Quel giorno Sakura si era svegliata con uno strano presentimento, probabilmente dovuto ai tetri spettri della notte; si era alzata con un mal di testa a tratti violento, 
ma cercò di non dar troppa importanza a quella leggera emicrania, non in quel momento. Aveva riposato un paio d'ore o poco più, il tempo concessole per far 
distendere bene i muscoli indolenziti e lasciar assorbire il dolore provocatole in battaglia. Non vi era da stupirsi, poi, se improvvisamente fossero scattati colpi a 
vuoto o fossero ruotati kunai e shuriken. Era tempo di stare allerta, quello, Sakura questo lo rammentava bene. Dunque, quando aprì le palpebre e realizzò di trovarsi
ancora sul suolo erboso, a pochi metri di distanza dal fuoco ormai spento, fece un gran sospiro di sollievo. Le iridi smeraldine volsero al cielo plumbeo, 
parzialmente annebbiato. S'intravedeva una fitta foschia da un lato, dove si era prossimi alle montagne, mentre dall'altro c'era ancora un barlume 
limpido – di speranza?

«Sakura-chan...»

Un tono basso e non troppo rumoroso la fece scattare, conosceva solo una persona a cui era concesso chiamarla in quel modo e la ragazza 
incontrò il suo sorriso bonario proprio a pochi metri da lei, parallelamente al suo volto. 
Quello sciocco le stava coprendo la vista d'una nuvola, come al solito non sapeva stare al proprio posto.

«Mi togli l'aria, baka.»

Bastò quella semplice frase, tagliente e affilata come una lama, a farlo capitolare. 
Il sorriso cristallino che aveva intravisto tra una guancia e l'altra si rabbuiò poco a poco, fino a spegnersi lentamente.

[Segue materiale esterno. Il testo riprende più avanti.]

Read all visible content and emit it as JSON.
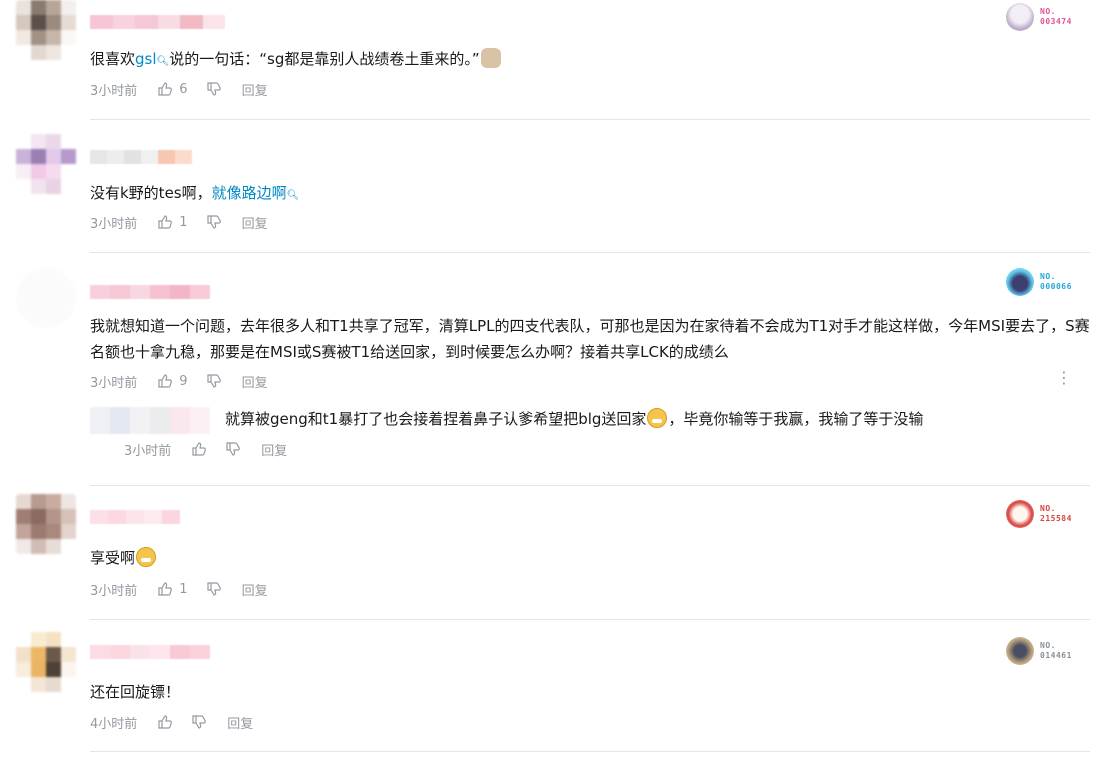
{
  "comments": [
    {
      "text_before": "很喜欢",
      "link": "gsl",
      "text_after": "说的一句话：“sg都是靠别人战绩卷土重来的。”",
      "time": "3小时前",
      "likes": "6",
      "reply_label": "回复",
      "badge_no": "NO.\n003474",
      "badge_color": "#e0559a"
    },
    {
      "text_before": "没有k野的tes啊，",
      "link": "就像路边啊",
      "text_after": "",
      "time": "3小时前",
      "likes": "1",
      "reply_label": "回复"
    },
    {
      "text": "我就想知道一个问题，去年很多人和T1共享了冠军，清算LPL的四支代表队，可那也是因为在家待着不会成为T1对手才能这样做，今年MSI要去了，S赛名额也十拿九稳，那要是在MSI或S赛被T1给送回家，到时候要怎么办啊？接着共享LCK的成绩么",
      "time": "3小时前",
      "likes": "9",
      "reply_label": "回复",
      "badge_no": "NO.\n000066",
      "badge_color": "#26a6d9",
      "reply": {
        "text_before": "就算被geng和t1暴打了也会接着捏着鼻子认爹希望把blg送回家",
        "text_after": "，毕竟你输等于我赢，我输了等于没输",
        "time": "3小时前",
        "reply_label": "回复"
      }
    },
    {
      "text": "享受啊",
      "time": "3小时前",
      "likes": "1",
      "reply_label": "回复",
      "badge_no": "NO.\n215584",
      "badge_color": "#d8443f"
    },
    {
      "text": "还在回旋镖！",
      "time": "4小时前",
      "likes": "",
      "reply_label": "回复",
      "badge_no": "NO.\n014461",
      "badge_color": "#8a8f96"
    }
  ]
}
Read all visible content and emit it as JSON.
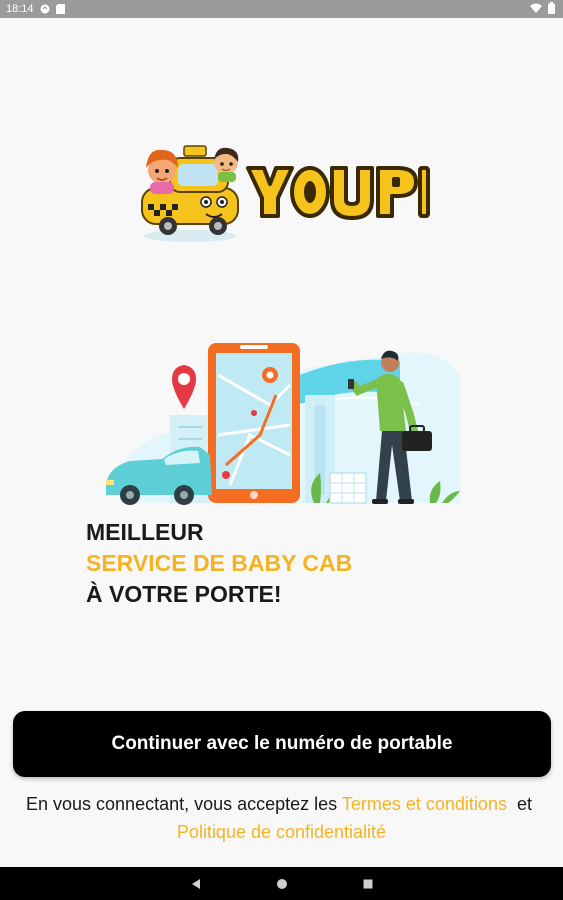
{
  "status_bar": {
    "time": "18:14",
    "icons": [
      "sync-icon",
      "sd-card-icon",
      "wifi-icon",
      "battery-icon"
    ]
  },
  "logo": {
    "text": "YOUPI"
  },
  "headline": {
    "line1": "MEILLEUR",
    "line2": "SERVICE DE BABY CAB",
    "line3": "À VOTRE PORTE!"
  },
  "cta": {
    "label": "Continuer avec le numéro de portable"
  },
  "terms": {
    "prefix": "En vous connectant, vous acceptez les",
    "terms_link": "Termes et conditions",
    "conjunction": "et",
    "privacy_link": "Politique de confidentialité"
  },
  "nav_bar": {
    "icons": [
      "back-icon",
      "home-icon",
      "recents-icon"
    ]
  },
  "colors": {
    "accent": "#f5b323",
    "button": "#000000",
    "background": "#f8f8f8"
  }
}
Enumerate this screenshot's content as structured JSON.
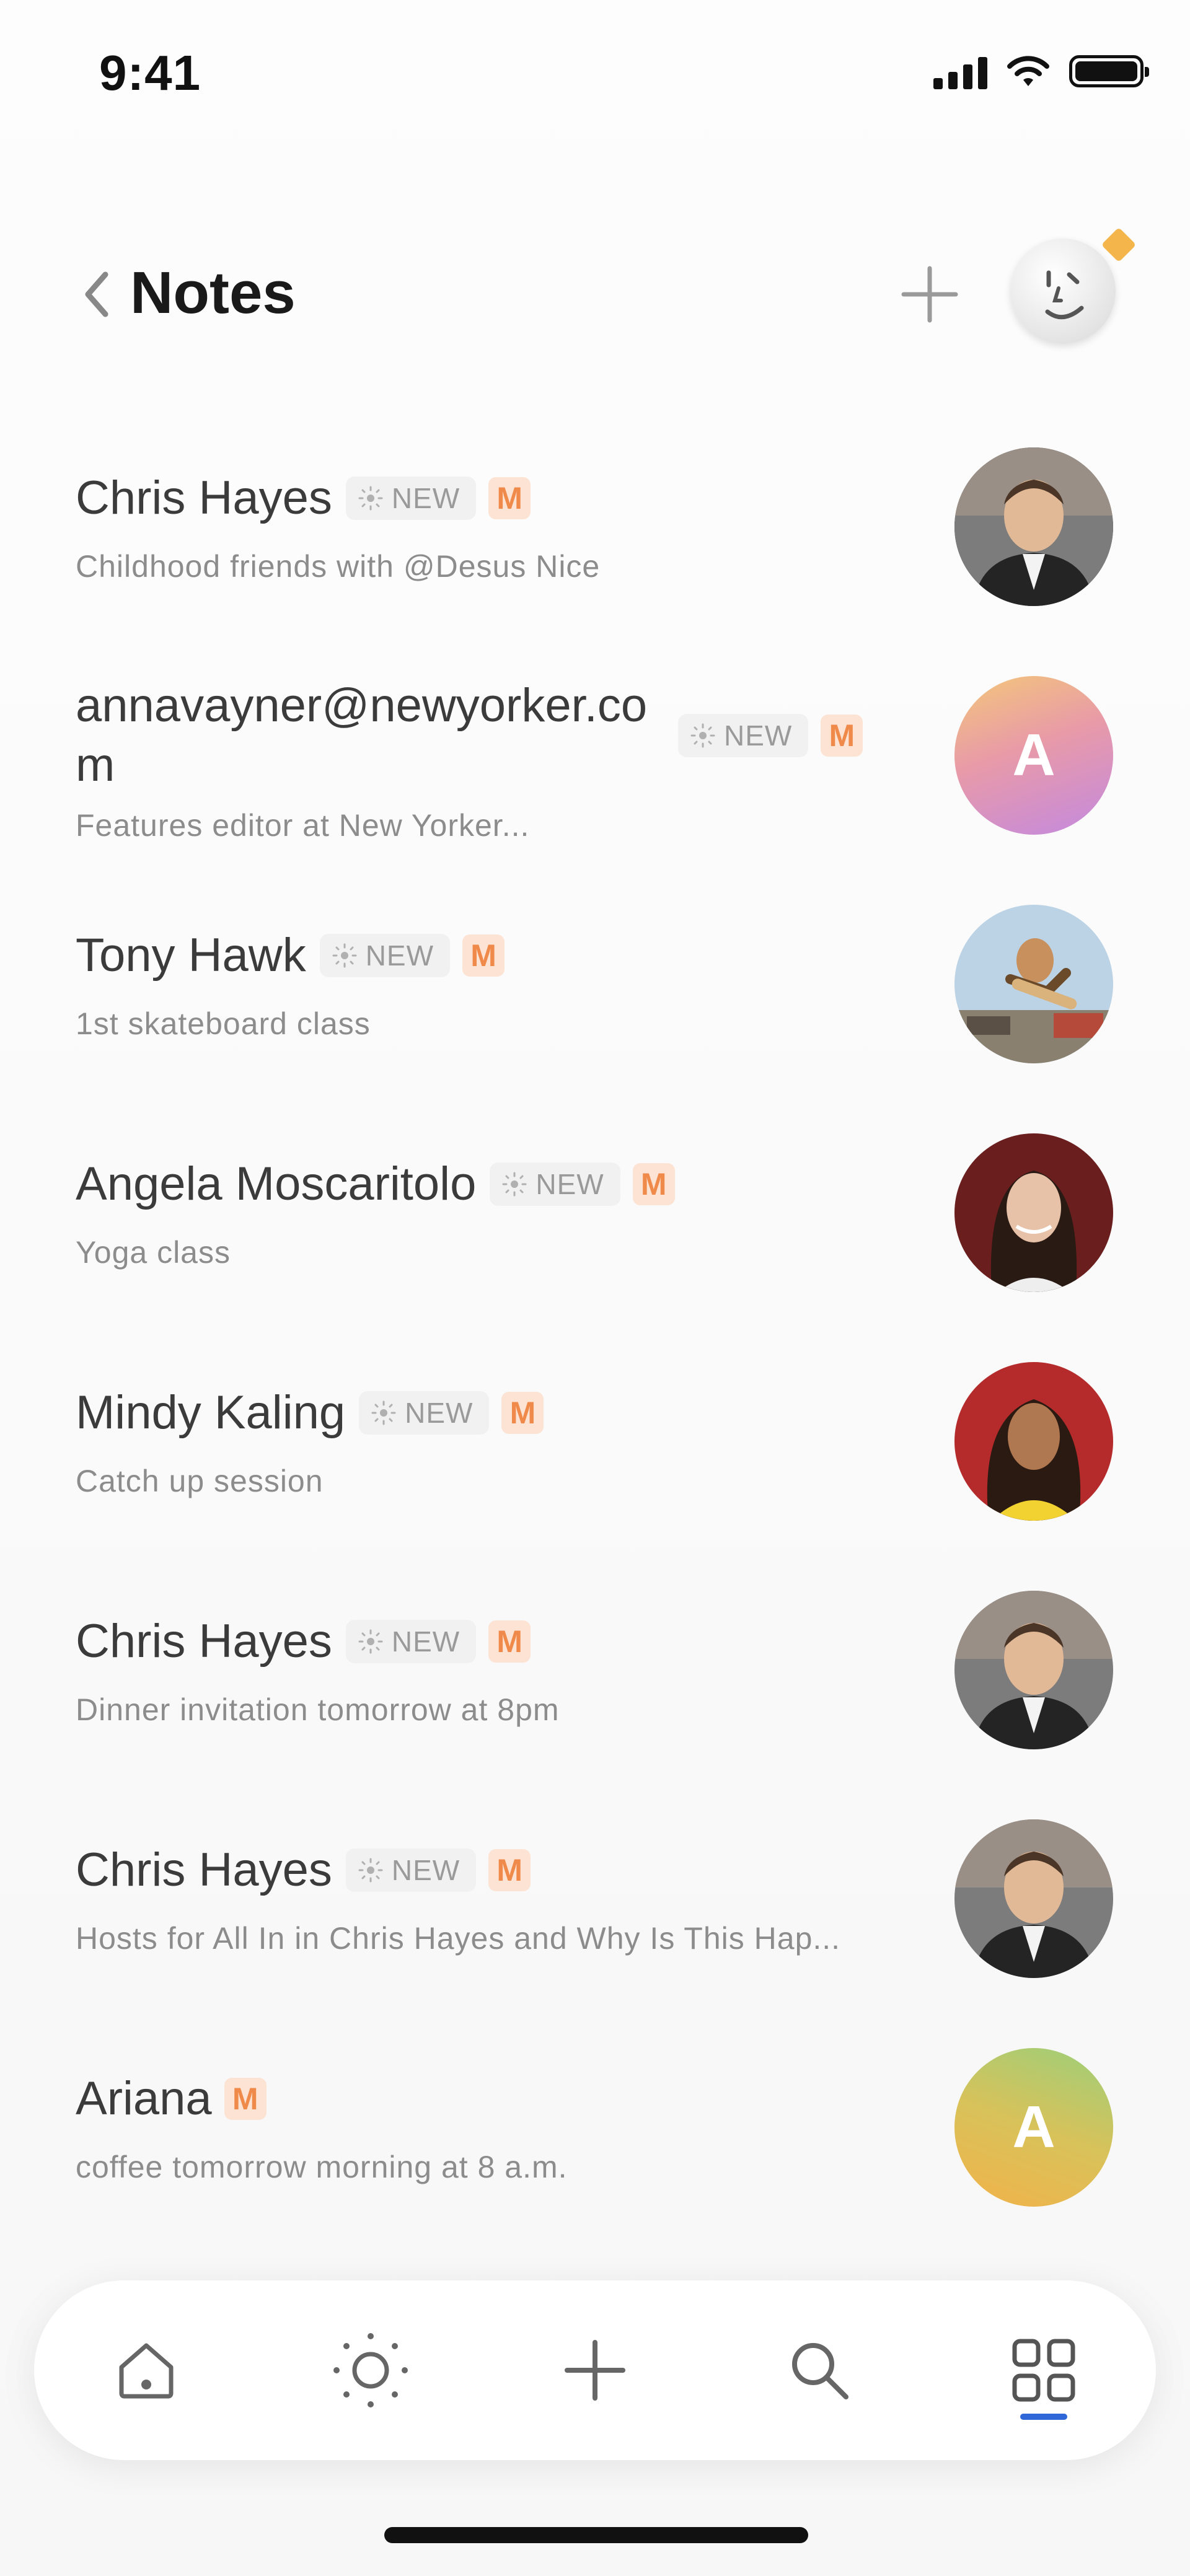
{
  "status_bar": {
    "time": "9:41"
  },
  "header": {
    "title": "Notes"
  },
  "colors": {
    "accent": "#2f67d8",
    "badge_m_bg": "#fde3d3",
    "badge_m_fg": "#f08a4b",
    "notif": "#f4b54a"
  },
  "notes": [
    {
      "name": "Chris Hayes",
      "badge_new": "NEW",
      "badge_m": "M",
      "subtitle": "Childhood friends with @Desus Nice",
      "avatar": "photo"
    },
    {
      "name": "annavayner@newyorker.com",
      "badge_new": "NEW",
      "badge_m": "M",
      "subtitle": "Features editor at New Yorker...",
      "avatar": "letter",
      "avatar_letter": "A"
    },
    {
      "name": "Tony Hawk",
      "badge_new": "NEW",
      "badge_m": "M",
      "subtitle": "1st skateboard class",
      "avatar": "photo"
    },
    {
      "name": "Angela Moscaritolo",
      "badge_new": "NEW",
      "badge_m": "M",
      "subtitle": "Yoga class",
      "avatar": "photo"
    },
    {
      "name": "Mindy Kaling",
      "badge_new": "NEW",
      "badge_m": "M",
      "subtitle": "Catch up session",
      "avatar": "photo"
    },
    {
      "name": "Chris Hayes",
      "badge_new": "NEW",
      "badge_m": "M",
      "subtitle": "Dinner invitation tomorrow at 8pm",
      "avatar": "photo"
    },
    {
      "name": "Chris Hayes",
      "badge_new": "NEW",
      "badge_m": "M",
      "subtitle": "Hosts for All In in Chris Hayes and Why Is This Hap...",
      "avatar": "photo"
    },
    {
      "name": "Ariana",
      "badge_m": "M",
      "subtitle": "coffee tomorrow morning at 8 a.m.",
      "avatar": "letter",
      "avatar_letter": "A"
    }
  ],
  "tab_bar": {
    "tabs": [
      {
        "icon": "home-icon"
      },
      {
        "icon": "sun-icon"
      },
      {
        "icon": "plus-icon"
      },
      {
        "icon": "search-icon"
      },
      {
        "icon": "grid-icon",
        "active": true
      }
    ]
  }
}
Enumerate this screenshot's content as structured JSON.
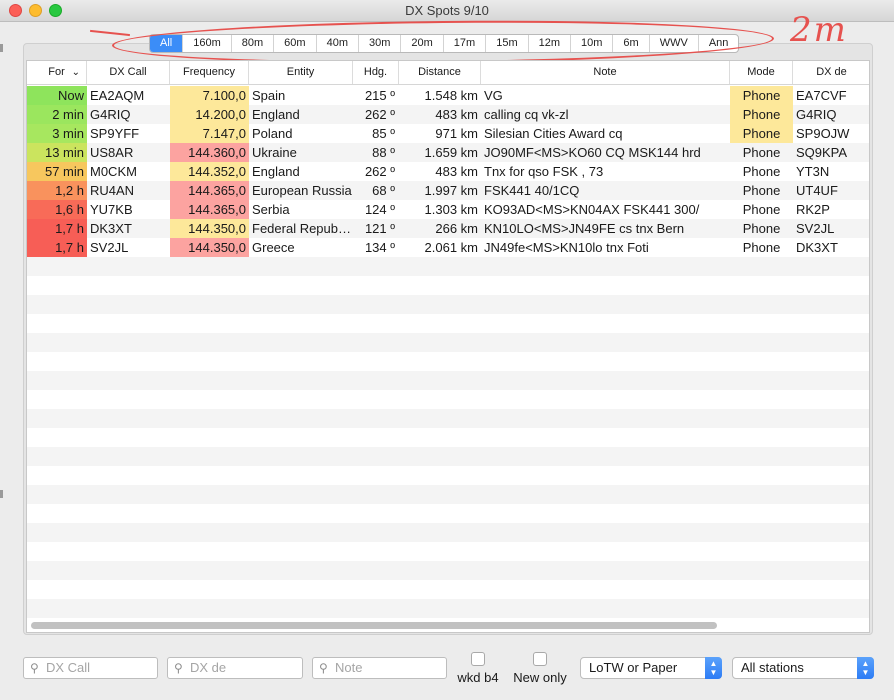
{
  "window": {
    "title": "DX Spots 9/10"
  },
  "bands": [
    {
      "label": "All",
      "active": true
    },
    {
      "label": "160m"
    },
    {
      "label": "80m"
    },
    {
      "label": "60m"
    },
    {
      "label": "40m"
    },
    {
      "label": "30m"
    },
    {
      "label": "20m"
    },
    {
      "label": "17m"
    },
    {
      "label": "15m"
    },
    {
      "label": "12m"
    },
    {
      "label": "10m"
    },
    {
      "label": "6m"
    },
    {
      "label": "WWV"
    },
    {
      "label": "Ann"
    }
  ],
  "annotation": {
    "text": "2m",
    "color": "#e6524f"
  },
  "table": {
    "headers": [
      "For",
      "DX Call",
      "Frequency",
      "Entity",
      "Hdg.",
      "Distance",
      "Note",
      "Mode",
      "DX de"
    ],
    "rows": [
      {
        "for": "Now",
        "call": "EA2AQM",
        "freq": "7.100,0",
        "entity": "Spain",
        "hdg": "215 º",
        "dist": "1.548 km",
        "note": "VG",
        "mode": "Phone",
        "dxde": "EA7CVF",
        "for_color": "#8ee45c",
        "freq_color": "#fde89a",
        "mode_color": "#fde89a"
      },
      {
        "for": "2 min",
        "call": "G4RIQ",
        "freq": "14.200,0",
        "entity": "England",
        "hdg": "262 º",
        "dist": "483 km",
        "note": "calling cq vk-zl",
        "mode": "Phone",
        "dxde": "G4RIQ",
        "for_color": "#9be65e",
        "freq_color": "#fde89a",
        "mode_color": "#fde89a"
      },
      {
        "for": "3 min",
        "call": "SP9YFF",
        "freq": "7.147,0",
        "entity": "Poland",
        "hdg": "85 º",
        "dist": "971 km",
        "note": "Silesian Cities Award cq",
        "mode": "Phone",
        "dxde": "SP9OJW",
        "for_color": "#a7e75f",
        "freq_color": "#fde89a",
        "mode_color": "#fde89a"
      },
      {
        "for": "13 min",
        "call": "US8AR",
        "freq": "144.360,0",
        "entity": "Ukraine",
        "hdg": "88 º",
        "dist": "1.659 km",
        "note": "JO90MF<MS>KO60 CQ MSK144 hrd",
        "mode": "Phone",
        "dxde": "SQ9KPA",
        "for_color": "#cbe45e",
        "freq_color": "#fca3a0",
        "mode_color": ""
      },
      {
        "for": "57 min",
        "call": "M0CKM",
        "freq": "144.352,0",
        "entity": "England",
        "hdg": "262 º",
        "dist": "483 km",
        "note": "Tnx for qso FSK , 73",
        "mode": "Phone",
        "dxde": "YT3N",
        "for_color": "#f7c75e",
        "freq_color": "#fde89a",
        "mode_color": ""
      },
      {
        "for": "1,2 h",
        "call": "RU4AN",
        "freq": "144.365,0",
        "entity": "European Russia",
        "hdg": "68 º",
        "dist": "1.997 km",
        "note": "FSK441 40/1CQ",
        "mode": "Phone",
        "dxde": "UT4UF",
        "for_color": "#f9925d",
        "freq_color": "#fca3a0",
        "mode_color": ""
      },
      {
        "for": "1,6 h",
        "call": "YU7KB",
        "freq": "144.365,0",
        "entity": "Serbia",
        "hdg": "124 º",
        "dist": "1.303 km",
        "note": "KO93AD<MS>KN04AX FSK441 300/",
        "mode": "Phone",
        "dxde": "RK2P",
        "for_color": "#f86b58",
        "freq_color": "#fca3a0",
        "mode_color": ""
      },
      {
        "for": "1,7 h",
        "call": "DK3XT",
        "freq": "144.350,0",
        "entity": "Federal Repub…",
        "hdg": "121 º",
        "dist": "266 km",
        "note": "KN10LO<MS>JN49FE cs tnx Bern",
        "mode": "Phone",
        "dxde": "SV2JL",
        "for_color": "#f75e56",
        "freq_color": "#fde89a",
        "mode_color": ""
      },
      {
        "for": "1,7 h",
        "call": "SV2JL",
        "freq": "144.350,0",
        "entity": "Greece",
        "hdg": "134 º",
        "dist": "2.061 km",
        "note": "JN49fe<MS>KN10lo tnx Foti",
        "mode": "Phone",
        "dxde": "DK3XT",
        "for_color": "#f75e56",
        "freq_color": "#fca3a0",
        "mode_color": ""
      }
    ]
  },
  "filters": {
    "dx_call_placeholder": "DX Call",
    "dx_de_placeholder": "DX de",
    "note_placeholder": "Note",
    "wkd_b4_label": "wkd b4",
    "new_only_label": "New only",
    "lotw_selected": "LoTW or Paper",
    "stations_selected": "All stations"
  }
}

Sakura scosse il capo, con una certa fermezza, acconciandosi i capelli in modo quanto meno decente; sentì solo allora una pioggerella, aghi che
puntavano dritti alla sua pelle, anch'essi taglienti.

Cominciò a pensare che quella zona fosse una congiura, tutto sembrava volger contro, il pericolo di morte s'odorava, si sentiva, si avvicinava con 
qualche astruso strumento in loro direzione. Ed era cosa risaputa: l'unica cosa che un essere umano non poteva fare a meno di fermare era il proprio destino.

Egli, in qualche modo imparentato con la dea Morte, qualificato dunque a condannare gli uomini giusti – perché era così che funzionava, ormai, nel mondo – 
e portare fortuna a coloro che son ricchi per meriti non propri, avari però di bontà.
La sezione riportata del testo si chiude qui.